En 2016 Najla Bouden Romdhane formó parte del equipo de responsables encargado de ejecutar la reforma de la enseñanza superior. En 2011 había sido designada al frente de una de las direcciones generales –la de calidad de la enseñanza- del Ministerio de Enseñanza Superior e Investigador Científica tunecino.

“Es un momento histórico, un honor para Túnez y un homenaje a la mujer tunecina”, ha asegurado este miércoles el jefe del Estado tunecino.
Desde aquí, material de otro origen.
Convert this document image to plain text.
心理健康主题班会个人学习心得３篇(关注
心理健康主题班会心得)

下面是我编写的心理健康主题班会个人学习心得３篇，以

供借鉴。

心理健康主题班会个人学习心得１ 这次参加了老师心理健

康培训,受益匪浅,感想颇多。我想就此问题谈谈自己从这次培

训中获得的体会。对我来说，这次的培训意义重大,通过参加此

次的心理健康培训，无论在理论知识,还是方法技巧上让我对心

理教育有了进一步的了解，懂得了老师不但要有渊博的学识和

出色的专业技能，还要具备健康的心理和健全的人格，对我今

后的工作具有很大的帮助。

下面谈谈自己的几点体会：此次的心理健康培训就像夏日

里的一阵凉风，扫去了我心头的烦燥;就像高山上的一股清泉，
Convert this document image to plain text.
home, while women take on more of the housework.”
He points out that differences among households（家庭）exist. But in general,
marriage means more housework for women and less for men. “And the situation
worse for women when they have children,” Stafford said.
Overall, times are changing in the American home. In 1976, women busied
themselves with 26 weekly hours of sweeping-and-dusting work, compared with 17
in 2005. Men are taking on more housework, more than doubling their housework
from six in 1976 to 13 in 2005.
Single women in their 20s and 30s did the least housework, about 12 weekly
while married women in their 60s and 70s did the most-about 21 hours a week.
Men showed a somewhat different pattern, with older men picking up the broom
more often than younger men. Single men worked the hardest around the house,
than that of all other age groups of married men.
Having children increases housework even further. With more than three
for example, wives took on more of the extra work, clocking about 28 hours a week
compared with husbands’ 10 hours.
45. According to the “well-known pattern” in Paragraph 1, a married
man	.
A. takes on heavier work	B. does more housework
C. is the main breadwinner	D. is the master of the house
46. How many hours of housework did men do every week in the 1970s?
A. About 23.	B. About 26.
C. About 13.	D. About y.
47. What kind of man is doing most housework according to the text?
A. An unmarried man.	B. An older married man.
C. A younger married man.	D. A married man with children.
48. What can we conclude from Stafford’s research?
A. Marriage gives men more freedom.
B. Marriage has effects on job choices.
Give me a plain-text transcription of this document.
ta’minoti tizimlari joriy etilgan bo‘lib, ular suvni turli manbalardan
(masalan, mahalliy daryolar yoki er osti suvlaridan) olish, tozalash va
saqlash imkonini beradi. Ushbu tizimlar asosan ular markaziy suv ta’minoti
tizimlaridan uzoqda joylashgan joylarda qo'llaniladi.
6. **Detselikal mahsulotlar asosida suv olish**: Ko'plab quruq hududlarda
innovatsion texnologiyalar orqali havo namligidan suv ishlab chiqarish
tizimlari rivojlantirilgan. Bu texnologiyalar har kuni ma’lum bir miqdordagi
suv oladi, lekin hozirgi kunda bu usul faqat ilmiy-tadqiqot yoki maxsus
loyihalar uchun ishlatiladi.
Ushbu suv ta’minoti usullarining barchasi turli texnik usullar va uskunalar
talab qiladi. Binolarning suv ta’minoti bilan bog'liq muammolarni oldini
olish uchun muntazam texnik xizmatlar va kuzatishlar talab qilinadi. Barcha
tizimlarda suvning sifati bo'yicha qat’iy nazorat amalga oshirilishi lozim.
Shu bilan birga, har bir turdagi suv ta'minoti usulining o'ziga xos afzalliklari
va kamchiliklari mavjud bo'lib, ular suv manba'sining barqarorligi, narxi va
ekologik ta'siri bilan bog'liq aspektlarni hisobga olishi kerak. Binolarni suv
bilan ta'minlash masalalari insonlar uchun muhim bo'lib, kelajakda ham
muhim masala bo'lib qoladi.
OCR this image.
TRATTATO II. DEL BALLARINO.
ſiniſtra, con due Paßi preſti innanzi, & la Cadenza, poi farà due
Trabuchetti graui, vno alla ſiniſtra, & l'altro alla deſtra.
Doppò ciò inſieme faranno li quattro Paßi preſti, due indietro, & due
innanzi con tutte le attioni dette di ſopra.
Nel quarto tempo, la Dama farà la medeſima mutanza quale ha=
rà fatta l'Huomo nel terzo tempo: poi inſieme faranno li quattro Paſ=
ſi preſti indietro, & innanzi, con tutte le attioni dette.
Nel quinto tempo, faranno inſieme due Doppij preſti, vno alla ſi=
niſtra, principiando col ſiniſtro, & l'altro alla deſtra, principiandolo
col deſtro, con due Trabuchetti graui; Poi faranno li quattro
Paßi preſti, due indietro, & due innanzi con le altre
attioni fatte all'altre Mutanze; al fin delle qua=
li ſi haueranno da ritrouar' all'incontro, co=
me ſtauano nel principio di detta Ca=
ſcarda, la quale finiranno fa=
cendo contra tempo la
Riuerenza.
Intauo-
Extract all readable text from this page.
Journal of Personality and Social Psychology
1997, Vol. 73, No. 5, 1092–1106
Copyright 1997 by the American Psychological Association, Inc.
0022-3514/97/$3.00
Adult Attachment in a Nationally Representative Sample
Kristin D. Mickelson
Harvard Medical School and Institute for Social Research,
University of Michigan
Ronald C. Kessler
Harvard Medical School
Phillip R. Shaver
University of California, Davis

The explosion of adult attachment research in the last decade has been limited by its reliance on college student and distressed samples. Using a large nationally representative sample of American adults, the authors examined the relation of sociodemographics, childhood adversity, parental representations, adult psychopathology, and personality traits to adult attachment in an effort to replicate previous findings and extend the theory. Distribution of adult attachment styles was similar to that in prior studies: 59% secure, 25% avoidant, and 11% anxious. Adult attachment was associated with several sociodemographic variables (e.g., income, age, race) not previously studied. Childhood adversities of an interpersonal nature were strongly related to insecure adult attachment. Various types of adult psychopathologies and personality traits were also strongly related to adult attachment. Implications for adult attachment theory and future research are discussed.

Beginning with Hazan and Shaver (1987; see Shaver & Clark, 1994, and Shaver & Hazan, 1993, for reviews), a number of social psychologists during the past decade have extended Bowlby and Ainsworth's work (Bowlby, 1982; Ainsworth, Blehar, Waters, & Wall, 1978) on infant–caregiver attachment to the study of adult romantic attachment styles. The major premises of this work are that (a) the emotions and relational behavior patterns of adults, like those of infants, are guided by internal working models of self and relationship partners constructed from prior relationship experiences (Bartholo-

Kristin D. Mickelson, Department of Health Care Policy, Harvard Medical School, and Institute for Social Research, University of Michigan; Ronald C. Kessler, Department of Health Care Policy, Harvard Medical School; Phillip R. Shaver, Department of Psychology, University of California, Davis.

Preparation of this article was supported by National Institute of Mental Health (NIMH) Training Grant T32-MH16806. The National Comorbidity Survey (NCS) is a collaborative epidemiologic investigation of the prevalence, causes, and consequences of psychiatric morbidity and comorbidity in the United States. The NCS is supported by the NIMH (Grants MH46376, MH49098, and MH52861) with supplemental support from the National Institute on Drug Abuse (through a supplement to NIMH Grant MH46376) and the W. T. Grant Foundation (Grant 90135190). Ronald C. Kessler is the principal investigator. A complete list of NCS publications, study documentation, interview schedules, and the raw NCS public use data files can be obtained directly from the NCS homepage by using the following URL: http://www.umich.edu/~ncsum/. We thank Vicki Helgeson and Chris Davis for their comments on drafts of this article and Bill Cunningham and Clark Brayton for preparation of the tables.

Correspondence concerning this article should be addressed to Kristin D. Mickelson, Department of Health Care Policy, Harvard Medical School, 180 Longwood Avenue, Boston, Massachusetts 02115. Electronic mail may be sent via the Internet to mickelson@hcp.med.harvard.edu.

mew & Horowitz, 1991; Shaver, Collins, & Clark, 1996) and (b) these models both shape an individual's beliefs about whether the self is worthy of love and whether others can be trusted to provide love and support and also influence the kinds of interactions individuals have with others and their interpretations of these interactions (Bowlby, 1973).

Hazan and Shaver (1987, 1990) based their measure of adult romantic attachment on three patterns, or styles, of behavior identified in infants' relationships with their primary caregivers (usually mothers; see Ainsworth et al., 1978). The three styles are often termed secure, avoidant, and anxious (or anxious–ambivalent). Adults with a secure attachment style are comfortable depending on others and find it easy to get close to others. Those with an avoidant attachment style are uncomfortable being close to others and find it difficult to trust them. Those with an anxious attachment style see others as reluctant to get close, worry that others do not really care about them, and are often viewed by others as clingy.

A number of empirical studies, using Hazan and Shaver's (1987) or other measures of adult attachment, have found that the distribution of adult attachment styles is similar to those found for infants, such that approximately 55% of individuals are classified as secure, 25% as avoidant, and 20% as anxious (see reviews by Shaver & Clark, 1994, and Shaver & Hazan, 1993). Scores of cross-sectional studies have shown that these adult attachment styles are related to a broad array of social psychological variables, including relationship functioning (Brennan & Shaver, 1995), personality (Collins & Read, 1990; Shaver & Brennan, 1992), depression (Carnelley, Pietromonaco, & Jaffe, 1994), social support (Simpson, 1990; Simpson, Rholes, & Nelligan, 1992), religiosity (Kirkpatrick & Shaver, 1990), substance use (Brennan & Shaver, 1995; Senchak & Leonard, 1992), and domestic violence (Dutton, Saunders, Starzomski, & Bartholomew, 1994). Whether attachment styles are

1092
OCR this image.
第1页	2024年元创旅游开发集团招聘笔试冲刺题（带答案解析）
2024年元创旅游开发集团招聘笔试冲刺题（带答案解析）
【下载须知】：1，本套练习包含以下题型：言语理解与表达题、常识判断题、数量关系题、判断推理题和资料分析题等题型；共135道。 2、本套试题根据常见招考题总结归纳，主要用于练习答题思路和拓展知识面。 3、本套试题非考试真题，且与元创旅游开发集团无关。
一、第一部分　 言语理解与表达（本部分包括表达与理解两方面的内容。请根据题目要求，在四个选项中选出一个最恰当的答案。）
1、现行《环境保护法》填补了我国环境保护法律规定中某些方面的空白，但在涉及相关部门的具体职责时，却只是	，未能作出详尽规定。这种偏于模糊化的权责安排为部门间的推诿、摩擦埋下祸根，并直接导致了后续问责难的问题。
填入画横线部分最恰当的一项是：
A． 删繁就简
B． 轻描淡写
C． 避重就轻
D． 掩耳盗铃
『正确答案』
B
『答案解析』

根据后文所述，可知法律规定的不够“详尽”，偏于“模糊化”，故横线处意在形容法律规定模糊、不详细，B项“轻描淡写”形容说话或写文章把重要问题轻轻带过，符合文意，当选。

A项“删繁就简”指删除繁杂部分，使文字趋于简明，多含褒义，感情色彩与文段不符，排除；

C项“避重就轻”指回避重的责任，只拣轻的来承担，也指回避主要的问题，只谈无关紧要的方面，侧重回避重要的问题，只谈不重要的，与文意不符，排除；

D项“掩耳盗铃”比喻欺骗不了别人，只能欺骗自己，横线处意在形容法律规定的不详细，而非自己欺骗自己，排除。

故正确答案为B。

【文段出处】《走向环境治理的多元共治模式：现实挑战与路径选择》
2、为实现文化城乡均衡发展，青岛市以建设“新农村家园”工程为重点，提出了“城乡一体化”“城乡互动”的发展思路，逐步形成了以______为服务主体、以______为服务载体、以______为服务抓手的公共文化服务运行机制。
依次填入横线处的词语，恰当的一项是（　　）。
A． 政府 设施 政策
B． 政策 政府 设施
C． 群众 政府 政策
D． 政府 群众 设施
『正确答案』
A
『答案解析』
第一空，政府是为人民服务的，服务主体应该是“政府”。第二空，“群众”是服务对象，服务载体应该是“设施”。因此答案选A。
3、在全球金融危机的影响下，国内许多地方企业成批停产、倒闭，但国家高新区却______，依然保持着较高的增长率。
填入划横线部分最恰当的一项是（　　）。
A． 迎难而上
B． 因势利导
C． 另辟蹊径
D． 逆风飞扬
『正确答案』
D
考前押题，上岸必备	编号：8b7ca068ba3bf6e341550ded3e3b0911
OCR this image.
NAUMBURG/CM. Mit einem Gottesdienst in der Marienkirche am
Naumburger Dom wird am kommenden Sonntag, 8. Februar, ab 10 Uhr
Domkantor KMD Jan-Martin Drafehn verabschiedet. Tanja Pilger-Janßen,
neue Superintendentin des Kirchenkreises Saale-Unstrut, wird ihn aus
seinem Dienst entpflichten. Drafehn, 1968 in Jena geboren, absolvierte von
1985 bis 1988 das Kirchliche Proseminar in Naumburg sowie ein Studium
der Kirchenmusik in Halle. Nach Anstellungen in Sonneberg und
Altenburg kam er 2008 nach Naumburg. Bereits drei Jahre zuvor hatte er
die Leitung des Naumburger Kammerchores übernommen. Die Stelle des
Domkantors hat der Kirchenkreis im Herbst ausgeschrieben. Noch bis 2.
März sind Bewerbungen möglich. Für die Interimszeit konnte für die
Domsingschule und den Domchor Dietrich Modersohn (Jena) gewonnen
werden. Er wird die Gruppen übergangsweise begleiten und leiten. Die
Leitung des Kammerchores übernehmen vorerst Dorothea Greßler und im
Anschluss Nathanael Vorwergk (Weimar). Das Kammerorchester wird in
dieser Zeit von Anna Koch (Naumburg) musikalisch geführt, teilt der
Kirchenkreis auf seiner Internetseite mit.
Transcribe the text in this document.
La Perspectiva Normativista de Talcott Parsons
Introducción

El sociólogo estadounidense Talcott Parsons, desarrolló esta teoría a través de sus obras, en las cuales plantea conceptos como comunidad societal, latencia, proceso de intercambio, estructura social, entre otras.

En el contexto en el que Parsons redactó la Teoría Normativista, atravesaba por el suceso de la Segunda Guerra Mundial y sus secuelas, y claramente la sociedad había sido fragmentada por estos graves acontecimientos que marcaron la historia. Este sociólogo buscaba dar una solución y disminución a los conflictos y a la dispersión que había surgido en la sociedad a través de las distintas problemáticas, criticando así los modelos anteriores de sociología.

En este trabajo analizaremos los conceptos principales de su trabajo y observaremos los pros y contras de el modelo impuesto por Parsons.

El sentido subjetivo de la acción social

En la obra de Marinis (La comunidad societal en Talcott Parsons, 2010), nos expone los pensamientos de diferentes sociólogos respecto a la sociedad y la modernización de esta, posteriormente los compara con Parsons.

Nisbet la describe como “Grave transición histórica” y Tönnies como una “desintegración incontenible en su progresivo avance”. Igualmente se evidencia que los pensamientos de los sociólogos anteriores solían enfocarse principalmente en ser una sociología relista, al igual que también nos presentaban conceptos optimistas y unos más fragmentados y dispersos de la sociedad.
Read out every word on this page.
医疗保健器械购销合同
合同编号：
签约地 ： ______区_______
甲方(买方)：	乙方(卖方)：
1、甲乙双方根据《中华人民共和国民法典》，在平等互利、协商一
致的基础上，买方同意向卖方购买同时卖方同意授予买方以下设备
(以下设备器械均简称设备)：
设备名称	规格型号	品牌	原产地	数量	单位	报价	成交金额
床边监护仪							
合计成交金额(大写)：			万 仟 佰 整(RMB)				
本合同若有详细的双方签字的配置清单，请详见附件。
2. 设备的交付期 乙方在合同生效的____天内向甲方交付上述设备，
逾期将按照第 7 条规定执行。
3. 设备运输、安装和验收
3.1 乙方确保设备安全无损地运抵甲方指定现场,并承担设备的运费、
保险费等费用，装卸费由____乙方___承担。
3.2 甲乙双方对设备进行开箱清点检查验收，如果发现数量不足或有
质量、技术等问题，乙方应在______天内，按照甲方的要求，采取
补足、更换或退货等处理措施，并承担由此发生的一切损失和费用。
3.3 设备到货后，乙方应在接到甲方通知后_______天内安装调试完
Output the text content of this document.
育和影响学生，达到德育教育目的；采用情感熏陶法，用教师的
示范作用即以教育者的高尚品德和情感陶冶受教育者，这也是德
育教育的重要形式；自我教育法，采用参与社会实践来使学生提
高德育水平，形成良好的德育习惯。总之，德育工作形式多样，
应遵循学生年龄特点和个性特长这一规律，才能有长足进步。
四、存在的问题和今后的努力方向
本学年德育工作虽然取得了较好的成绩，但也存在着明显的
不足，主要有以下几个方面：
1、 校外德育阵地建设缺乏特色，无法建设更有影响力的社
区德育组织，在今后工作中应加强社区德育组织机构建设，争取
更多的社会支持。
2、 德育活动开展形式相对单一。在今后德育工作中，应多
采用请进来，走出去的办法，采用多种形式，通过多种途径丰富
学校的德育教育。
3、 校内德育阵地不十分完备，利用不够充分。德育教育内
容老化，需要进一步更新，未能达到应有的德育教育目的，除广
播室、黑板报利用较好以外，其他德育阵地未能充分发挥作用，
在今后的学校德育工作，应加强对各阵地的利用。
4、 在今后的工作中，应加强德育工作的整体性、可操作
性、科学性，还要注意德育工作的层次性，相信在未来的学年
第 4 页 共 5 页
Saied ha precisado que la docente estará al frente del Gobierno “hasta el fin de las medidas excepcionales”, según recogía ayer la agencia tunecina de noticias, que precisaba que la decisión se adopta en conformidad con el decreto presidencial 117 –con fecha del 22 de septiembre- relativo a la puesta en práctica de medidas excepcionales.

“Trabajaremos, con una determinación firme, para combatir la corrupción y luchar contra la anarquía que reina en varias instituciones”, continuó el presidente tunecino, quien el 25 de julio pasado asumió todos los poderes invocando el artículo 80 de la Constitución de 2014. El texto establece que “en caso de peligro inminente que amenace las instituciones de la nación y la seguridad e independencia del país y ponga en peligro el funcionamiento regular de los poderes públicos, el presidente de la República puede tomar las medidas necesarias”.

El presidente de Túnez, Kais Saied, durante la reunión con la primera ministra Najla Bouden
El presidente de Túnez, Kais Saied, durante la reunión con la primera ministra Najla Bouden FOTO: DPA vía Europa Press DPA vía Europa Press

El presidente tunecino insistió en la necesidad de constituir un Gobierno “en las horas o días próximos” para centrarse de manera inmediata en la lucha contra la corrupción. A juicio de Saied el nuevo equipo gubernamental debe responder a las aspiraciones de los tunecinos en materia de “educación, sanidad e infraestructuras de transporte” y también a las de “su dignidad”.

El golpe de efecto del nombramiento de Najla Bouden Romdhane como primera ministra del país magrebí se produce tres días después de las manifestaciones registradas en Túnez contra el presidente; las primeras tras aquellas jornadas de desconcierto hace dos meses. Varios miles de personas se daban cita en la avenida Habib Bourguiba de la capital –escenario de las principales marchas durante la Primavera Árabe- para denunciar el “golpe de Estado” de Saied y expresar sus temores a que el país regrese a los tiempos de Ben Ali. Con todo, y a pesar de la oposición del principal partido de Túnez, el islamista Ennahda, mayoritariamente el pueblo tunecino ha apoyado las decisiones adoptadas por el jefe del Estado desde el desencadenamiento de la crisis constitucional.

Los sindicatos y los partidos políticos no han reaccionado inmediatamente al nombramiento de Bouden. Sin embargo, los principales partidos del Parlamento pueden cuestionar la legalidad de su nombramiento y la de cualquier nuevo gobierno o las políticas que intente promulgar sin el consentimiento de la cámara suspendida.

Saied ha sustituido a numerosos funcionarios en toda la administración, pero se ha comprometido a mantener los derechos y las libertades. Ha dicho que nombrará un comité para modificar la Constitución de 2014.